Uncertainty in geopolitics remains high, the price of gold is back above the $3,300 mark, and yet oil starts the week in the red. This is mainly due to two reasons. First, the U.S. economy contracted by 0.3% for the first time since 2022, while analysts were expecting a 0.4% increase. Second, OPEC+ has decided to accelerate oil production.

There is no real reason to panic on the first point, at least for now. The weaker GDP numbers are primarily due to a widening trade imbalance: anticipating higher tariffs from Trump, companies have rushed to stock up on imports. At the same time, consumer confidence is worsening, which could slow the economy further.
As for OPEC+, the cartel’s recent decision could return up to 2.2 million barrels daily to the market in November. Expectations of a global economic rebound do not drive this move, but by Saudi Arabia’s desire to punish some members for exceeding their production quotas, a tactic it has used effectively in the past.

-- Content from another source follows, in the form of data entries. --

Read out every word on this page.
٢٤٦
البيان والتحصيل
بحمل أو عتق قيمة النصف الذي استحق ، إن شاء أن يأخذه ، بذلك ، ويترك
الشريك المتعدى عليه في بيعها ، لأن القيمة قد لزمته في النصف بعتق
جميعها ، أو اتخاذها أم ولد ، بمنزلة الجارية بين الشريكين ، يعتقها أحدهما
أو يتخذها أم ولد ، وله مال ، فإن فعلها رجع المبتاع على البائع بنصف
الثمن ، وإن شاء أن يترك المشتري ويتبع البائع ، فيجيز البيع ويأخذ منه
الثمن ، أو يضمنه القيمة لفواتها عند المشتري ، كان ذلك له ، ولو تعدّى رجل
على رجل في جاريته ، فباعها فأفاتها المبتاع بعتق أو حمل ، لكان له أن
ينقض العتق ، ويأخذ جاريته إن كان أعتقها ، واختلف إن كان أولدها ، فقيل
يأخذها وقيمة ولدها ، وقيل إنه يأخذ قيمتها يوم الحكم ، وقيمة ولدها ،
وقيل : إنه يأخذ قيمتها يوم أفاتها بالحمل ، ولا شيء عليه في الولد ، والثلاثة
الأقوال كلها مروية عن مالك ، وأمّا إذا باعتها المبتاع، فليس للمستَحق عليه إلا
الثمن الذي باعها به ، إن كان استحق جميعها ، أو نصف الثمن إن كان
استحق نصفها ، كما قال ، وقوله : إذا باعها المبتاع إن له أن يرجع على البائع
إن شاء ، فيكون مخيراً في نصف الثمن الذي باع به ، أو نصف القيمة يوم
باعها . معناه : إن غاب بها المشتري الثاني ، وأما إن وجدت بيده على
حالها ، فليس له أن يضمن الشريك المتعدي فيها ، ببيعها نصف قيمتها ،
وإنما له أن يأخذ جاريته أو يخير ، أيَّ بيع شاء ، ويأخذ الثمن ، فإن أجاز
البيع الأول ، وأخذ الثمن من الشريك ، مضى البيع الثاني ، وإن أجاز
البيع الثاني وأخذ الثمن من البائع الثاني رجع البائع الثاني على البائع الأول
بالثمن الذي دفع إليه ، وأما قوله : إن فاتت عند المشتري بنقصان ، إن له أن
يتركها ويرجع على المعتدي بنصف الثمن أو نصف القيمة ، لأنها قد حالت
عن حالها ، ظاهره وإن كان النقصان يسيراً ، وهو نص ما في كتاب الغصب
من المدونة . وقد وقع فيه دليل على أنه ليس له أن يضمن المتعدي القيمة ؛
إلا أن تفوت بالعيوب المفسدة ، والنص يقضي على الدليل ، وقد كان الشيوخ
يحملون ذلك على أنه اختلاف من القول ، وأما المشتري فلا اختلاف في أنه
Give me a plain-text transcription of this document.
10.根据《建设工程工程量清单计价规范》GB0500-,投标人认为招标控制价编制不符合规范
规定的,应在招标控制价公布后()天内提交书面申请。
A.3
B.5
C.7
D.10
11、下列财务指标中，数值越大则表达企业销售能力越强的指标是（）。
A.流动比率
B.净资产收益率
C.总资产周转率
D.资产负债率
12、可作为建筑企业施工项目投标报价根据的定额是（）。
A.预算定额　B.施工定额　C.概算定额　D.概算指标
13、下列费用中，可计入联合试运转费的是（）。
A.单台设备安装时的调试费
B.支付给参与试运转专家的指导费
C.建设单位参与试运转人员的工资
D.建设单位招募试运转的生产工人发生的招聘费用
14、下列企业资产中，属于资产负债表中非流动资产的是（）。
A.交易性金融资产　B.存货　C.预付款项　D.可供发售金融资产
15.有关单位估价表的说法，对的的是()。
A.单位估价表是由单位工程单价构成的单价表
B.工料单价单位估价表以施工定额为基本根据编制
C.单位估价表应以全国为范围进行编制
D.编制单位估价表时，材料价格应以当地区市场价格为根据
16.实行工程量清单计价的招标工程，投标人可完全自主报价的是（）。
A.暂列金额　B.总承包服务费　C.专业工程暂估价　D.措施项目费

Will oil prices continue to fall?
Given the growing risks of a global economic slowdown (the IMF has lowered its global growth forecast for 2025 by 0.5% to 2.8%), exacerbated mainly by trade wars, oil demand could remain weak. This means that oil prices could remain under pressure. Some analysts are even predicting a drop below $50 per barrel.
However, it should be noted that Saudi Arabia’s budget assumes oil prices around $90 per barrel. A prolonged drop could also hurt the U.S.: shale production becomes unprofitable at such low levels, leading to a slowdown in production. In short, it is in no one’s interest for prices to remain low, which may limit their fall.
One possible source of support for oil prices could come if Trump imposes secondary sanctions on Tehran’s oil buyers. The Venezuelan precedent shows that such measures can work. In addition, some U.S. senators are proposing similar sanctions against Russia. If these threats become reality, the global oil supply would tighten.